Video Consumer Mapping Study

Our groundbreaking research on how people use TV, computers, mobile devices, and other media is attracting national attention.

Media1The $3.5 million yearlong Video Consumer Mapping study was conducted on behalf of the Nielsen-funded Council for Research Excellence (CRE) by Ball State's Center for Media Design and Sequent Partners. The study’s surprising findings were released during a major press event March 26, 2009, in New York City's famed Time-Life Building. Read our news release, and check out a sampling of media coverage:

Jews, God and videotape: Religion and media in America
The Jerusalem Post Magazine, July 2, 2009
American adults spend an average of eight hours each day in front of a screen, be it a television, computer or cellphone (according to a recent study out of Ball State University titled "Video Consumer Mapping"). With that figure, it's no wonder many religious outlets have taken to technology like a moth to a flame.

Television: Reports of my death are greatly exaggerated
Wired, March 27, 2009
Online video is finally coming of age on the internet, but a new study shows that the average American adult still spends less than 3 minutes a day watching videos onlin —and five hours watching live television.

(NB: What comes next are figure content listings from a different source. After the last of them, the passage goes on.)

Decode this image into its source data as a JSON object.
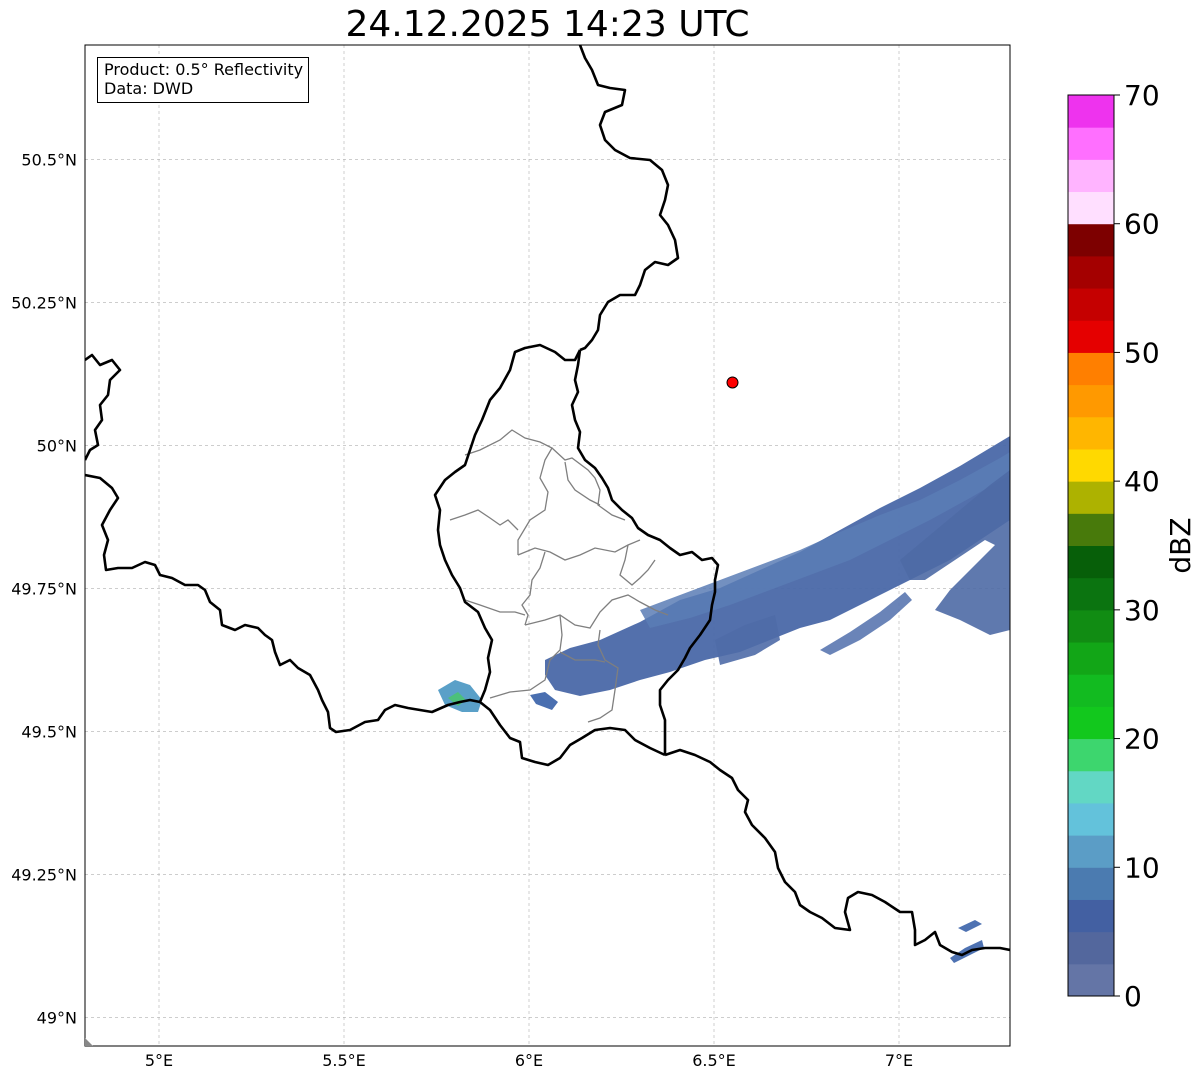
{
  "title": "24.12.2025 14:23 UTC",
  "info": {
    "product": "Product: 0.5° Reflectivity",
    "data": "Data: DWD"
  },
  "map": {
    "lon_range": [
      4.8,
      7.3
    ],
    "lat_range": [
      48.95,
      50.7
    ],
    "lon_ticks": [
      {
        "value": 5.0,
        "label": "5°E"
      },
      {
        "value": 5.5,
        "label": "5.5°E"
      },
      {
        "value": 6.0,
        "label": "6°E"
      },
      {
        "value": 6.5,
        "label": "6.5°E"
      },
      {
        "value": 7.0,
        "label": "7°E"
      }
    ],
    "lat_ticks": [
      {
        "value": 49.0,
        "label": "49°N"
      },
      {
        "value": 49.25,
        "label": "49.25°N"
      },
      {
        "value": 49.5,
        "label": "49.5°N"
      },
      {
        "value": 49.75,
        "label": "49.75°N"
      },
      {
        "value": 50.0,
        "label": "50°N"
      },
      {
        "value": 50.25,
        "label": "50.25°N"
      },
      {
        "value": 50.5,
        "label": "50.5°N"
      }
    ],
    "radar_site": {
      "lon": 6.55,
      "lat": 50.11,
      "color": "#ff0000"
    }
  },
  "colorbar": {
    "label": "dBZ",
    "min": 0,
    "max": 70,
    "ticks": [
      0,
      10,
      20,
      30,
      40,
      50,
      60,
      70
    ],
    "colors": [
      "#6475a6",
      "#53679d",
      "#4360a2",
      "#4b7bb0",
      "#5b9dc6",
      "#63c2db",
      "#62d7c4",
      "#3dd66e",
      "#12c81d",
      "#12bb20",
      "#12a617",
      "#118c13",
      "#0b7410",
      "#075f09",
      "#487a0b",
      "#adb200",
      "#ffd900",
      "#ffb600",
      "#ff9900",
      "#ff7f00",
      "#e50000",
      "#c50000",
      "#a40000",
      "#7d0000",
      "#ffdfff",
      "#ffb4ff",
      "#ff6fff",
      "#ee33ee"
    ]
  }
}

8 hours a day spent on screens, study finds
The New York Times, March 26, 2009
Researchers at Ball State University’s Center for Media Design, who conducted the study, say it is the largest observational look at media usage ever conducted. Rather than relying on what people remembered watching, researchers captured the actions in real time by shadowing 350 subjects—most of whom were former members of the Nielsen television ratings panel—and recording each person’s behavior in 10-second increments.

Screen time: study parses how, when we watch
All Things Considered, March 26, 2009
On average, TV viewers watch more than an hour of commercials every day. That fun factoid comes courtesy of a new study released Thursday from the Council for Research Excellence, an industry group funded by The Nielsen Company, and conducted by researchers from Ball State University's Center for Media Design.

Study: Video viewing hasn't usurped TV watching
USA Today, March 26, 2009
The research, conducted in five cities last year by a team from Ball State University, showed adults ages 45 to 54 were the heaviest users of all electronic media, spending an average of 9.5 hours a day. All other adults spent about 8.5 hours on a combination of TV, computers, mobile devices and other screens. That same crowd of Baby Boomers also spent more time on e-mail, instant messaging and DVR playback than other age groups.

Young boomers watch 9.5 hours of video per day; TV still on top
TV Week, March 26, 2009
Live viewing on television still is the dominant form of video consumption in the United States. A new study conducted by Ball State University’s Center for Media Design and Sequent Partners for the Nielsen-funded Council for Research Excellence, found that 99 percent of video consumption on televisions, the Web, and mobile is on traditional TVs. Even among adults 18 to 24, 98 percent of video is seen on televisions.

'Live' TV still rules
Ad Week, March 26, 2009
Despite the proliferation of things to watch via computer and mobile device, "traditional 'live' television remains the proverbial '800-pound gorilla' of the video media arena." So says a study conducted by Ball State University's Center for Media Design and Sequent Partners.

Study finds online video usage dramatically overstated
MediaPost, June 3, 2009
The amount of time Americans spend watching online video is vastly overstated, according to the findings of some highly regarded research made public Tuesday. The disclosure, which is likely one of the more controversial findings being mined from an ambitious piece of academic research that actually observed how people spend their time consuming media, was made during one of a series of so-called "collaborative alliance" meetings hosted by Havas media shop MPG for the advertising and media industry in New York.